Real time hand gesture detection: from rock paper scissors to sign interpretation

This project focuses on building a computer vision system capable of recognizing a variety of hand signs and gestures captured by a static camera. The core goal is to develop a robust gesture recognition pipeline that can distinguish between different hand configurations in real time. As a proof-of-concept, the system will be integrated into the game of rock-paper-scissors, where it detects each player's gesture and determines the outcome of each round. The final result will be an interactive demo showcasing accurate and responsive hand gesture recognition in a playful, real-world scenario.

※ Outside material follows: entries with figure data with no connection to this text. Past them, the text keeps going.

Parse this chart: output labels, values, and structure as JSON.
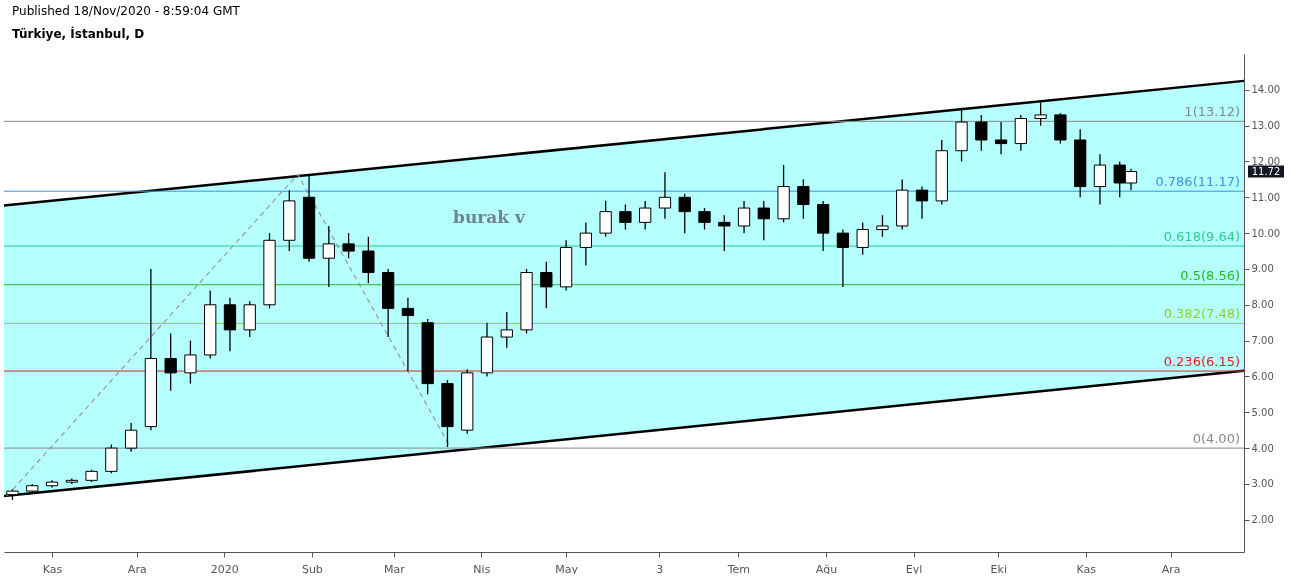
{
  "chart_data": {
    "type": "candlestick",
    "title": "Türkiye, İstanbul, D",
    "subtitle": "Published 18/Nov/2020 - 8:59:04 GMT",
    "color": "#000000",
    "x": [
      "2019-10-18",
      "2019-10-25",
      "2019-11-01",
      "2019-11-08",
      "2019-11-15",
      "2019-11-22",
      "2019-11-29",
      "2019-12-06",
      "2019-12-13",
      "2019-12-20",
      "2019-12-27",
      "2020-01-03",
      "2020-01-10",
      "2020-01-17",
      "2020-01-24",
      "2020-01-31",
      "2020-02-07",
      "2020-02-14",
      "2020-02-21",
      "2020-02-28",
      "2020-03-06",
      "2020-03-13",
      "2020-03-20",
      "2020-03-27",
      "2020-04-03",
      "2020-04-10",
      "2020-04-17",
      "2020-04-24",
      "2020-05-01",
      "2020-05-08",
      "2020-05-15",
      "2020-05-22",
      "2020-05-29",
      "2020-06-05",
      "2020-06-12",
      "2020-06-19",
      "2020-06-26",
      "2020-07-03",
      "2020-07-10",
      "2020-07-17",
      "2020-07-24",
      "2020-07-31",
      "2020-08-07",
      "2020-08-14",
      "2020-08-21",
      "2020-08-28",
      "2020-09-04",
      "2020-09-11",
      "2020-09-18",
      "2020-09-25",
      "2020-10-02",
      "2020-10-09",
      "2020-10-16",
      "2020-10-23",
      "2020-10-30",
      "2020-11-06",
      "2020-11-13",
      "2020-11-17"
    ],
    "ohlc": [
      [
        2.7,
        2.85,
        2.55,
        2.8
      ],
      [
        2.8,
        3.0,
        2.75,
        2.95
      ],
      [
        2.95,
        3.1,
        2.9,
        3.05
      ],
      [
        3.05,
        3.15,
        3.0,
        3.1
      ],
      [
        3.1,
        3.4,
        3.05,
        3.35
      ],
      [
        3.35,
        4.1,
        3.3,
        4.0
      ],
      [
        4.0,
        4.7,
        3.9,
        4.5
      ],
      [
        4.6,
        9.0,
        4.5,
        6.5
      ],
      [
        6.5,
        7.2,
        5.6,
        6.1
      ],
      [
        6.1,
        7.0,
        5.8,
        6.6
      ],
      [
        6.6,
        8.4,
        6.5,
        8.0
      ],
      [
        8.0,
        8.2,
        6.7,
        7.3
      ],
      [
        7.3,
        8.1,
        7.1,
        8.0
      ],
      [
        8.0,
        10.0,
        7.9,
        9.8
      ],
      [
        9.8,
        11.2,
        9.5,
        10.9
      ],
      [
        11.0,
        11.64,
        9.2,
        9.3
      ],
      [
        9.3,
        10.2,
        8.5,
        9.7
      ],
      [
        9.7,
        10.0,
        9.3,
        9.5
      ],
      [
        9.5,
        9.9,
        8.6,
        8.9
      ],
      [
        8.9,
        9.0,
        7.1,
        7.9
      ],
      [
        7.9,
        8.2,
        6.15,
        7.7
      ],
      [
        7.5,
        7.6,
        5.5,
        5.8
      ],
      [
        5.8,
        5.9,
        4.03,
        4.6
      ],
      [
        4.5,
        6.2,
        4.4,
        6.1
      ],
      [
        6.1,
        7.5,
        6.0,
        7.1
      ],
      [
        7.1,
        7.8,
        6.8,
        7.3
      ],
      [
        7.3,
        9.0,
        7.2,
        8.9
      ],
      [
        8.9,
        9.2,
        7.9,
        8.5
      ],
      [
        8.5,
        9.8,
        8.4,
        9.6
      ],
      [
        9.6,
        10.3,
        9.1,
        10.0
      ],
      [
        10.0,
        10.9,
        9.9,
        10.6
      ],
      [
        10.6,
        10.8,
        10.1,
        10.3
      ],
      [
        10.3,
        10.9,
        10.1,
        10.7
      ],
      [
        10.7,
        11.7,
        10.4,
        11.0
      ],
      [
        11.0,
        11.1,
        10.0,
        10.6
      ],
      [
        10.6,
        10.7,
        10.1,
        10.3
      ],
      [
        10.3,
        10.5,
        9.5,
        10.2
      ],
      [
        10.2,
        10.9,
        10.0,
        10.7
      ],
      [
        10.7,
        10.9,
        9.8,
        10.4
      ],
      [
        10.4,
        11.9,
        10.3,
        11.3
      ],
      [
        11.3,
        11.5,
        10.4,
        10.8
      ],
      [
        10.8,
        10.9,
        9.5,
        10.0
      ],
      [
        10.0,
        10.1,
        8.5,
        9.6
      ],
      [
        9.6,
        10.3,
        9.4,
        10.1
      ],
      [
        10.1,
        10.5,
        9.9,
        10.2
      ],
      [
        10.2,
        11.5,
        10.1,
        11.2
      ],
      [
        11.2,
        11.3,
        10.4,
        10.9
      ],
      [
        10.9,
        12.6,
        10.8,
        12.3
      ],
      [
        12.3,
        13.5,
        12.0,
        13.1
      ],
      [
        13.1,
        13.3,
        12.3,
        12.6
      ],
      [
        12.6,
        13.1,
        12.2,
        12.5
      ],
      [
        12.5,
        13.3,
        12.3,
        13.2
      ],
      [
        13.2,
        13.65,
        13.0,
        13.3
      ],
      [
        13.3,
        13.35,
        12.5,
        12.6
      ],
      [
        12.6,
        12.9,
        11.0,
        11.3
      ],
      [
        11.3,
        12.2,
        10.8,
        11.9
      ],
      [
        11.9,
        12.0,
        11.0,
        11.4
      ],
      [
        11.4,
        11.8,
        11.2,
        11.72
      ]
    ],
    "series": [
      {
        "type": "line",
        "x": [
          "2019-10-15",
          "2020-12-27"
        ],
        "values": [
          10.77,
          14.25
        ],
        "upper": [
          10.77,
          14.25
        ],
        "lower": [
          2.66,
          6.16
        ],
        "color": "#000000"
      },
      {
        "type": "line",
        "x": [
          "2019-10-15",
          "2020-12-27"
        ],
        "values": [
          2.66,
          6.16
        ],
        "color": "#000000"
      },
      {
        "type": "line",
        "x": [
          "2019-10-16",
          "2020-01-27",
          "2020-03-21"
        ],
        "values": [
          2.66,
          11.64,
          4.03
        ],
        "color": "#999999",
        "line_style": "dashed"
      }
    ],
    "ref_lines": [
      {
        "axis": "y",
        "value": 13.12,
        "label": "1(13.12)",
        "color": "#888888"
      },
      {
        "axis": "y",
        "value": 11.17,
        "label": "0.786(11.17)",
        "color": "#3d94db"
      },
      {
        "axis": "y",
        "value": 9.64,
        "label": "0.618(9.64)",
        "color": "#2ecc8f"
      },
      {
        "axis": "y",
        "value": 8.56,
        "label": "0.5(8.56)",
        "color": "#22bb22"
      },
      {
        "axis": "y",
        "value": 7.48,
        "label": "0.382(7.48)",
        "color": "#99cc33"
      },
      {
        "axis": "y",
        "value": 6.15,
        "label": "0.236(6.15)",
        "color": "#dd2222"
      },
      {
        "axis": "y",
        "value": 4.0,
        "label": "0(4.00)",
        "color": "#888888"
      }
    ],
    "annotations": [
      "burak v",
      "11.72"
    ],
    "xlim": [
      "2019-10-15",
      "2020-12-27"
    ],
    "xticks": [
      {
        "value": "2019-11-01",
        "label": "Kas"
      },
      {
        "value": "2019-12-01",
        "label": "Ara"
      },
      {
        "value": "2020-01-01",
        "label": "2020"
      },
      {
        "value": "2020-02-01",
        "label": "Şub"
      },
      {
        "value": "2020-03-01",
        "label": "Mar"
      },
      {
        "value": "2020-04-01",
        "label": "Nis"
      },
      {
        "value": "2020-05-01",
        "label": "May"
      },
      {
        "value": "2020-06-03",
        "label": "3"
      },
      {
        "value": "2020-07-01",
        "label": "Tem"
      },
      {
        "value": "2020-08-01",
        "label": "Ağu"
      },
      {
        "value": "2020-09-01",
        "label": "Eyl"
      },
      {
        "value": "2020-10-01",
        "label": "Eki"
      },
      {
        "value": "2020-11-01",
        "label": "Kas"
      },
      {
        "value": "2020-12-01",
        "label": "Ara"
      }
    ],
    "ylim": [
      1.1,
      15.0
    ],
    "yticks": [
      {
        "value": 2,
        "label": "2.00"
      },
      {
        "value": 3,
        "label": "3.00"
      },
      {
        "value": 4,
        "label": "4.00"
      },
      {
        "value": 5,
        "label": "5.00"
      },
      {
        "value": 6,
        "label": "6.00"
      },
      {
        "value": 7,
        "label": "7.00"
      },
      {
        "value": 8,
        "label": "8.00"
      },
      {
        "value": 9,
        "label": "9.00"
      },
      {
        "value": 10,
        "label": "10.00"
      },
      {
        "value": 11,
        "label": "11.00"
      },
      {
        "value": 12,
        "label": "12.00"
      },
      {
        "value": 13,
        "label": "13.00"
      },
      {
        "value": 14,
        "label": "14.00"
      }
    ],
    "grid": false
  }
}
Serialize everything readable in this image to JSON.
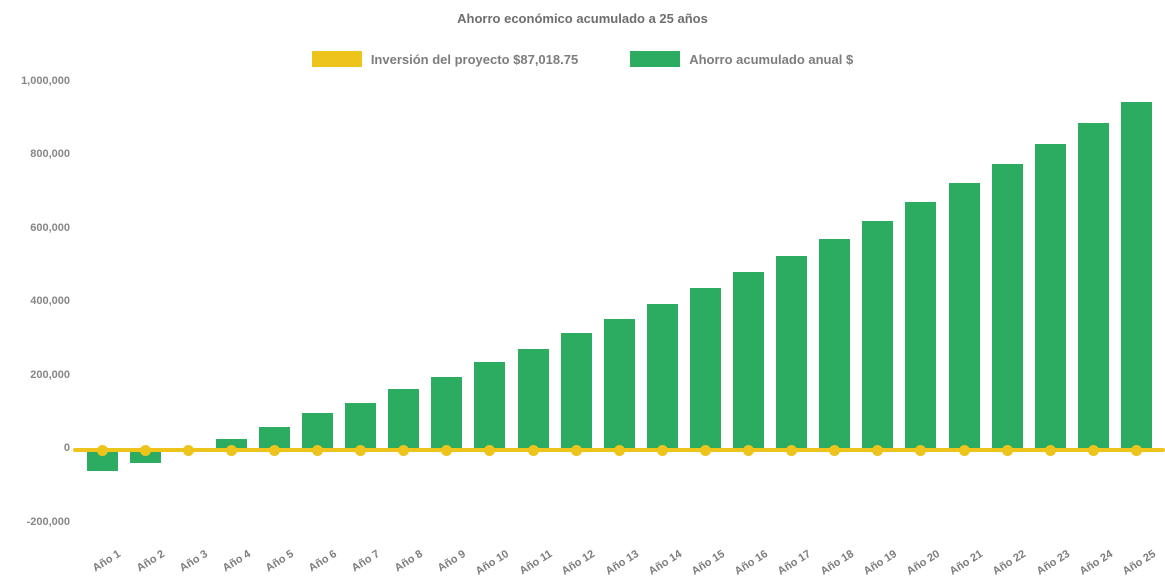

Action recognition, video understanding, self-supervised embeddings

From Raw Footage to Recipe: Extracting Cooking Steps from Egocentric Video

This project builds a system that watches egocentric cooking videos and automatically extracts the sequence of cooking actions performed, with the goal of reconstructing a recipe from raw footage alone. Because most frames in a cooking video are irrelevant, the pipeline first applies a relevance classifier to filter out background activity, then routes the remaining clips through an RNN-based action classifier that identifies steps such as cutting, peeling, and boiling. Video representations are produced by V-JEPA 2, which encodes each video as a sequence of 64-frame block embeddings without requiring labeled pretraining data. The result is an end-to-end pipeline that turns an unstructured kitchen video into a structured, step-by-step recipe.

GitHub / Code

Computer vision, OCR, segmentation, vision-language models, object tracking

Real-Time Whiteboard Transcription with Temporal Ledger

When a professor is at the board, you have two choices, pay attention, or copy. You can't really do both at the same time.

We wanted to eliminate that trade-off. Our system transcribes in real time what the professor writes, so the student is free to just listen and understand.

The pipeline captures the full evolution of whiteboard content across a lecture, every correction and erasure included, and synthesises it into structured Markdown output.

Video understanding, vision-language models, action captioning

Action/Event-Focused Captioning: A Three-Model Comparison

This project explores how pretrained image-captioning models can be adapted to produce short action-focused captions for video activity timelines. Instead of generating long descriptive captions, we fine-tune BLIP, ViT-GPT2, and Microsoft GIT on COCO action captions so that the models output compact labels such as “person walking” or “coffee being poured.”

For video inference, frames are sampled over time, captioned by the fine-tuned models, and de-duplicated into a simple activity timeline. The project compares original and fine-tuned models using BLEU-1, BLEU-2, METEOR, and ROUGE-L, and analyzes whether architecture choice still matters after all models are adapted to the same action-caption task.